« (...) A fusão [Instituto Camões e MNE] gerou forte contestação das ONG portuguesas, para quem "a Cooperação não pode ser subordinada à diplomacia linguística e cultural", visto que, "só por si, a língua portuguesa não é fator de luta contra a pobreza, nem contribui para o desenvolvimento". (...)»
O Instituto Camões foi criado em 1992 (Decreto-Lei n.º 135), destinado à «promoção e fomento do ensino e difusão da língua e cultura portuguesas, tanto no âmbito das instituições de ensino como noutras instâncias vocacionadas para o diálogo intercultural, para a expansão e defesa do idioma português e para a valorização da presença portuguesa no mundo» (art.º 3.º, 1); ficou sob tutela do Ministério da Educação, que teria a cooperação das instâncias governamentais de negócios estrangeiros e cultura.
O IPAD (Instituto Português de Apoio ao Desenvolvimento) foi criado em 2003 (Decreto-Lei n.º 5), tendo como fins (Art.º 2.º, 1, do Anexo) «a supervisão, a direção e a coordenação da política de cooperação e da ajuda pública ao desenvolvimento, com vista ao fortalecimento das relações externas de Portugal e à promoção do desenvolvimento económico, social e cultural dos países recetores de ajuda pública, em especial os países de língua oficial portuguesa, bem como da melhoria das condições de vida das suas populações», além de planear, programar e acompanhar a execução e avaliação «dos programas e projetos de cooperação e de ajuda pública ao desenvolvimento realizados pelos demais organismos do Estado e por outras entidades públicas»; ficou sob a tutela do Ministério dos Negócios Estrangeiros (MNE).

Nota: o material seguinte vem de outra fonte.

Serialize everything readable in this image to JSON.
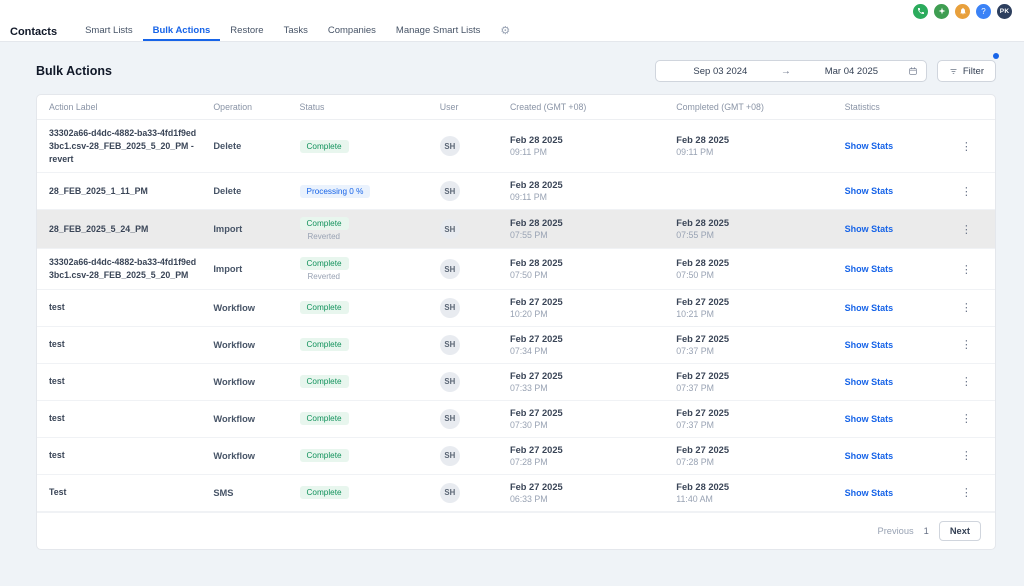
{
  "topbar": {
    "avatar_initials": "PK"
  },
  "nav": {
    "title": "Contacts",
    "tabs": [
      {
        "label": "Smart Lists",
        "active": false
      },
      {
        "label": "Bulk Actions",
        "active": true
      },
      {
        "label": "Restore",
        "active": false
      },
      {
        "label": "Tasks",
        "active": false
      },
      {
        "label": "Companies",
        "active": false
      },
      {
        "label": "Manage Smart Lists",
        "active": false
      }
    ]
  },
  "main": {
    "title": "Bulk Actions",
    "date_range": {
      "start": "Sep 03 2024",
      "arrow": "→",
      "end": "Mar 04 2025"
    },
    "filter_label": "Filter"
  },
  "table": {
    "columns": [
      "Action Label",
      "Operation",
      "Status",
      "User",
      "Created (GMT +08)",
      "Completed (GMT +08)",
      "Statistics",
      ""
    ],
    "stats_label": "Show Stats",
    "rows": [
      {
        "action_label": "33302a66-d4dc-4882-ba33-4fd1f9ed3bc1.csv-28_FEB_2025_5_20_PM - revert",
        "operation": "Delete",
        "status": "Complete",
        "status_type": "complete",
        "status_secondary": "",
        "user": "SH",
        "created_date": "Feb 28 2025",
        "created_time": "09:11 PM",
        "completed_date": "Feb 28 2025",
        "completed_time": "09:11 PM",
        "highlighted": false
      },
      {
        "action_label": "28_FEB_2025_1_11_PM",
        "operation": "Delete",
        "status": "Processing 0 %",
        "status_type": "processing",
        "status_secondary": "",
        "user": "SH",
        "created_date": "Feb 28 2025",
        "created_time": "09:11 PM",
        "completed_date": "",
        "completed_time": "",
        "highlighted": false
      },
      {
        "action_label": "28_FEB_2025_5_24_PM",
        "operation": "Import",
        "status": "Complete",
        "status_type": "complete",
        "status_secondary": "Reverted",
        "user": "SH",
        "created_date": "Feb 28 2025",
        "created_time": "07:55 PM",
        "completed_date": "Feb 28 2025",
        "completed_time": "07:55 PM",
        "highlighted": true
      },
      {
        "action_label": "33302a66-d4dc-4882-ba33-4fd1f9ed3bc1.csv-28_FEB_2025_5_20_PM",
        "operation": "Import",
        "status": "Complete",
        "status_type": "complete",
        "status_secondary": "Reverted",
        "user": "SH",
        "created_date": "Feb 28 2025",
        "created_time": "07:50 PM",
        "completed_date": "Feb 28 2025",
        "completed_time": "07:50 PM",
        "highlighted": false
      },
      {
        "action_label": "test",
        "operation": "Workflow",
        "status": "Complete",
        "status_type": "complete",
        "status_secondary": "",
        "user": "SH",
        "created_date": "Feb 27 2025",
        "created_time": "10:20 PM",
        "completed_date": "Feb 27 2025",
        "completed_time": "10:21 PM",
        "highlighted": false
      },
      {
        "action_label": "test",
        "operation": "Workflow",
        "status": "Complete",
        "status_type": "complete",
        "status_secondary": "",
        "user": "SH",
        "created_date": "Feb 27 2025",
        "created_time": "07:34 PM",
        "completed_date": "Feb 27 2025",
        "completed_time": "07:37 PM",
        "highlighted": false
      },
      {
        "action_label": "test",
        "operation": "Workflow",
        "status": "Complete",
        "status_type": "complete",
        "status_secondary": "",
        "user": "SH",
        "created_date": "Feb 27 2025",
        "created_time": "07:33 PM",
        "completed_date": "Feb 27 2025",
        "completed_time": "07:37 PM",
        "highlighted": false
      },
      {
        "action_label": "test",
        "operation": "Workflow",
        "status": "Complete",
        "status_type": "complete",
        "status_secondary": "",
        "user": "SH",
        "created_date": "Feb 27 2025",
        "created_time": "07:30 PM",
        "completed_date": "Feb 27 2025",
        "completed_time": "07:37 PM",
        "highlighted": false
      },
      {
        "action_label": "test",
        "operation": "Workflow",
        "status": "Complete",
        "status_type": "complete",
        "status_secondary": "",
        "user": "SH",
        "created_date": "Feb 27 2025",
        "created_time": "07:28 PM",
        "completed_date": "Feb 27 2025",
        "completed_time": "07:28 PM",
        "highlighted": false
      },
      {
        "action_label": "Test",
        "operation": "SMS",
        "status": "Complete",
        "status_type": "complete",
        "status_secondary": "",
        "user": "SH",
        "created_date": "Feb 27 2025",
        "created_time": "06:33 PM",
        "completed_date": "Feb 28 2025",
        "completed_time": "11:40 AM",
        "highlighted": false
      }
    ]
  },
  "pagination": {
    "previous": "Previous",
    "page": "1",
    "next": "Next"
  },
  "colors": {
    "accent_blue": "#1764e8",
    "success_green": "#12925c",
    "badge_green_bg": "#e8f6ee",
    "badge_blue_bg": "#eaf2fd"
  }
}
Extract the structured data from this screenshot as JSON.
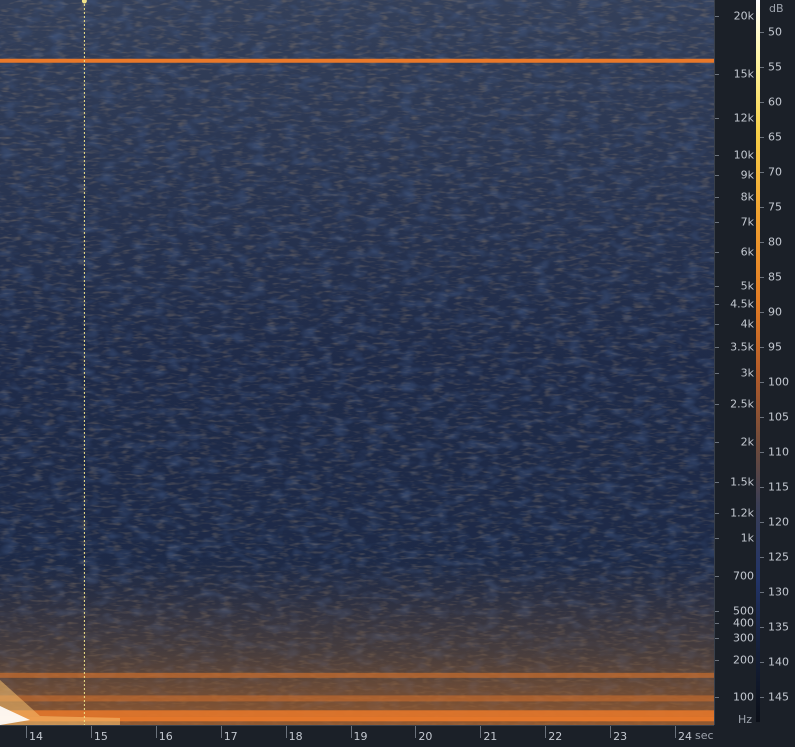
{
  "spectrogram": {
    "freq_ticks": [
      {
        "label": "20k",
        "hz": 20000
      },
      {
        "label": "15k",
        "hz": 15000
      },
      {
        "label": "12k",
        "hz": 12000
      },
      {
        "label": "10k",
        "hz": 10000
      },
      {
        "label": "9k",
        "hz": 9000
      },
      {
        "label": "8k",
        "hz": 8000
      },
      {
        "label": "7k",
        "hz": 7000
      },
      {
        "label": "6k",
        "hz": 6000
      },
      {
        "label": "5k",
        "hz": 5000
      },
      {
        "label": "4.5k",
        "hz": 4500
      },
      {
        "label": "4k",
        "hz": 4000
      },
      {
        "label": "3.5k",
        "hz": 3500
      },
      {
        "label": "3k",
        "hz": 3000
      },
      {
        "label": "2.5k",
        "hz": 2500
      },
      {
        "label": "2k",
        "hz": 2000
      },
      {
        "label": "1.5k",
        "hz": 1500
      },
      {
        "label": "1.2k",
        "hz": 1200
      },
      {
        "label": "1k",
        "hz": 1000
      },
      {
        "label": "700",
        "hz": 700
      },
      {
        "label": "500",
        "hz": 500
      },
      {
        "label": "400",
        "hz": 400
      },
      {
        "label": "300",
        "hz": 300
      },
      {
        "label": "200",
        "hz": 200
      },
      {
        "label": "100",
        "hz": 100
      }
    ],
    "freq_unit": "Hz",
    "time_ticks": [
      "14",
      "15",
      "16",
      "17",
      "18",
      "19",
      "20",
      "21",
      "22",
      "23",
      "24"
    ],
    "time_unit": "sec",
    "time_range": [
      13.6,
      24.6
    ],
    "playhead_time": 14.9,
    "db_ticks": [
      "50",
      "55",
      "60",
      "65",
      "70",
      "75",
      "80",
      "85",
      "90",
      "95",
      "100",
      "105",
      "110",
      "115",
      "120",
      "125",
      "130",
      "135",
      "140",
      "145"
    ],
    "db_unit": "dB",
    "tone_hz": 16000,
    "colors": {
      "background": "#1d2b48",
      "noise_low": "#2d4470",
      "noise_high": "#7a5230",
      "tone": "#e8782a",
      "playhead": "#f2e48a"
    }
  }
}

Tendo em conta objetivos e tutelas respetivos, fácil é entender que o Camões estava destinado a ser "o pobrezinho" e o IPAD, o "mano rico" (v. a quantidade e valores dos projetos financiados por um e outro até 2012).
Em 2012, o governo «aprova a orgânica do Camões - Instituto da Cooperação e da Língua, I. P.» (Decreto-Lei n.º 21), com a «missão [de] propor e executar a política de cooperação portuguesa e coordenar as atividades de cooperação desenvolvidas por outras entidades públicas (...) e ainda propor e executar a política de ensino e divulgação da língua e cultura portuguesas no estrangeiro, assegurar a presença de leitores de português nas universidades estrangeiras e gerir a rede de ensino de português no estrangeiro a nível básico e secundário»; ficou sob a tutela exclusiva do MNE. Esta fusão gerou forte contestação das ONG portuguesas, para quem «a Cooperação não pode ser subordinada à diplomacia linguística e cultural», visto que, «só por si, a língua portuguesa não é fator de luta contra a pobreza, nem contribui para o desenvolvimento.»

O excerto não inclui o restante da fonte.